Turning Predictions into Strategy

To test the model in practice, the predictions were used to build a simple trading strategy: go long when the predicted probability is high, and stay in cash otherwise. The results show higher returns, lower drawdowns, and more stable performance compared to buy-and-hold. This suggests that the model captures useful patterns that can be applied in real trading.

signal = (proba > 0.55).astype(int)
strategy_return = signal * R_test.values

Final Thoughts

Strong results don’t always require complex models. Clean data, good features, and a clear problem matter more.

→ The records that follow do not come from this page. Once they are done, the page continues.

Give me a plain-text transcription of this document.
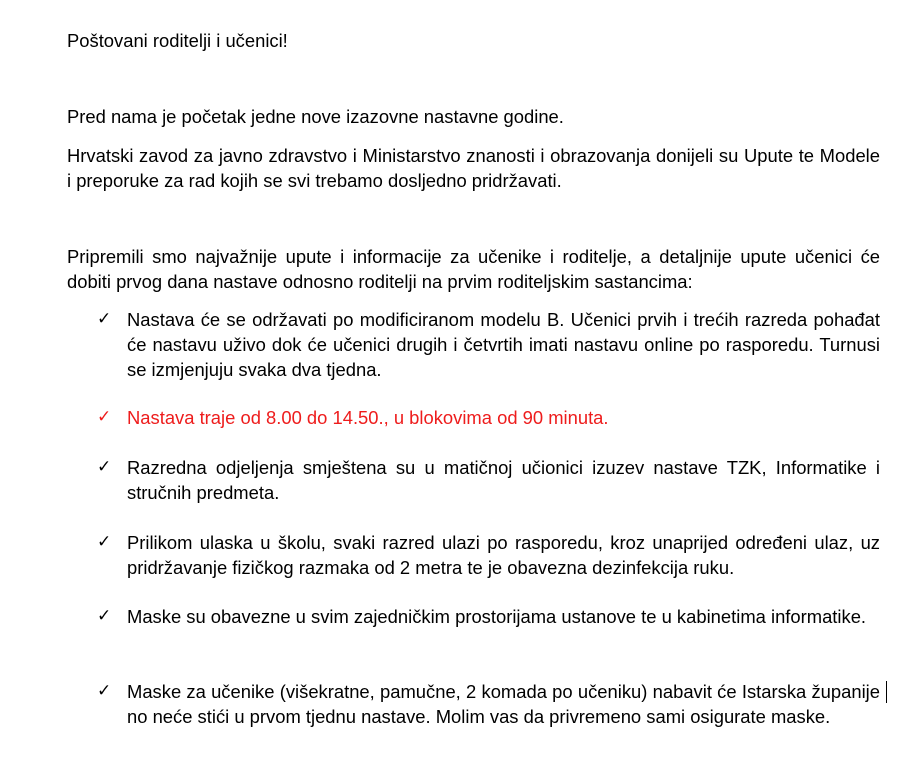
Poštovani roditelji i učenici!

Pred nama je početak jedne nove izazovne nastavne godine.

Hrvatski zavod za javno zdravstvo i Ministarstvo znanosti i obrazovanja donijeli su Upute te Modele i preporuke za rad kojih se svi trebamo dosljedno pridržavati.

Pripremili smo najvažnije upute i informacije za učenike i roditelje, a detaljnije upute učenici će dobiti prvog dana nastave odnosno roditelji na prvim roditeljskim sastancima:

✓ Nastava će se održavati po modificiranom modelu B. Učenici prvih i trećih razreda pohađat će nastavu uživo dok će učenici drugih i četvrtih imati nastavu online po rasporedu. Turnusi se izmjenjuju svaka dva tjedna.
✓ Nastava traje od 8.00 do 14.50., u blokovima od 90 minuta.
✓ Razredna odjeljenja smještena su u matičnoj učionici izuzev nastave TZK, Informatike i stručnih predmeta.
✓ Prilikom ulaska u školu, svaki razred ulazi po rasporedu, kroz unaprijed određeni ulaz, uz pridržavanje fizičkog razmaka od 2 metra te je obavezna dezinfekcija ruku.
✓ Maske su obavezne u svim zajedničkim prostorijama ustanove te u kabinetima informatike.
✓ Maske za učenike (višekratne, pamučne, 2 komada po učeniku) nabavit će Istarska županije no neće stići u prvom tjednu nastave. Molim vas da privremeno sami osigurate maske.
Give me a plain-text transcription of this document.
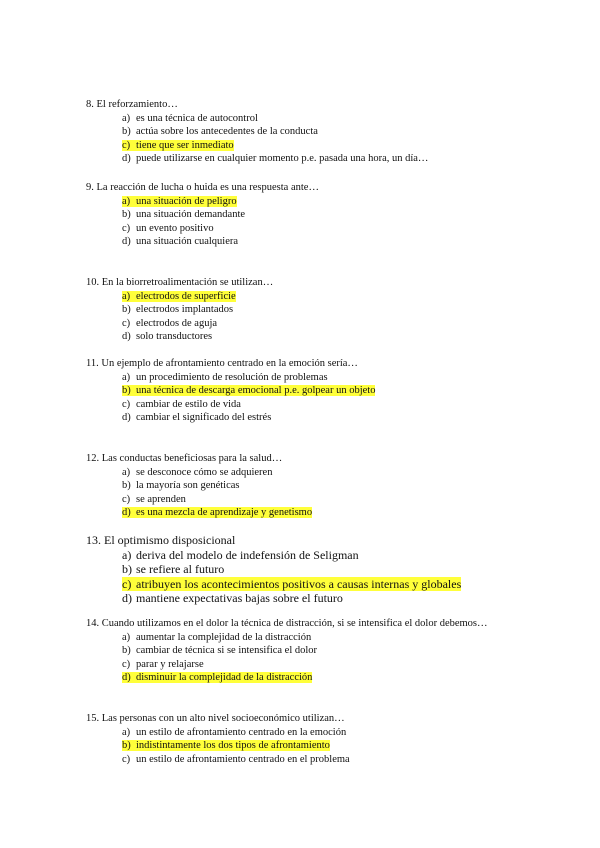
8. El reforzamiento…

a) es una técnica de autocontrol
b) actúa sobre los antecedentes de la conducta
c) tiene que ser inmediato
d) puede utilizarse en cualquier momento p.e. pasada una hora, un día…

9. La reacción de lucha o huida es una respuesta ante…

a) una situación de peligro
b) una situación demandante
c) un evento positivo
d) una situación cualquiera

10. En la biorretroalimentación se utilizan…

a) electrodos de superficie
b) electrodos implantados
c) electrodos de aguja
d) solo transductores

11. Un ejemplo de afrontamiento centrado en la emoción sería…

a) un procedimiento de resolución de problemas
b) una técnica de descarga emocional p.e. golpear un objeto
c) cambiar de estilo de vida
d) cambiar el significado del estrés

12. Las conductas beneficiosas para la salud…

a) se desconoce cómo se adquieren
b) la mayoría son genéticas
c) se aprenden
d) es una mezcla de aprendizaje y genetismo

13. El optimismo disposicional

a) deriva del modelo de indefensión de Seligman
b) se refiere al futuro
c) atribuyen los acontecimientos positivos a causas internas y globales
d) mantiene expectativas bajas sobre el futuro

14. Cuando utilizamos en el dolor la técnica de distracción, si se intensifica el dolor debemos…

a) aumentar la complejidad de la distracción
b) cambiar de técnica si se intensifica el dolor
c) parar y relajarse
d) disminuir la complejidad de la distracción

15. Las personas con un alto nivel socioeconómico utilizan…

a) un estilo de afrontamiento centrado en la emoción
b) indistintamente los dos tipos de afrontamiento
c) un estilo de afrontamiento centrado en el problema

Even in noisy markets, data-driven methods can still uncover useful signals—especially over longer horizons.

Key Takeaways

Stock returns are hard to predict in the short term
Predictability improves over longer horizons
Technical signals dominate short-term predictions
Fundamentals matter more in the long run
Simple models can still be very powerful

Technical Skills Used

Python & Data Analysis: pandas, numpy
Machine Learning: Logistic Regression (L1/L2), Random Forest, XGBoost
Quantitative Methods: Time series modeling, return forecasting, feature selection
Feature Engineering: Momentum, volatility, EMA signals, financial ratios
Data Engineering: Point-in-Time (PIT) data pipeline, data cleaning
Model Validation: Accuracy, ROC-AUC, cross-validation, backtesting
Visualization: Matplotlib, Seaborn

References

N. Jegadeesh and S. Titman, “Returns to Buying Winners and Selling Losers,” Journal of Finance, vol. 48, no. 1, pp. 65–91, 1993.
M. Carhart, “On Persistence in Mutual Fund Performance,” Journal of Finance, vol. 52, no. 1, pp. 57–82, 1997.
C. Asness, T. Moskowitz, and L. Pedersen, “Value and Momentum Everywhere,” Journal of Finance, vol. 68, no. 3, pp. 929–985, 2013.
N. Jegadeesh and S. Titman, “Momentum,” Review of Financial Studies, vol. 23, no. 2, pp. 793–826, 2011.
J. B. Heaton, N. G. Polson, and J. H. Witte, “Deep Learning in Finance,” Journal of Political Economy, vol. 129, no. 6, pp. 197–241, 2001.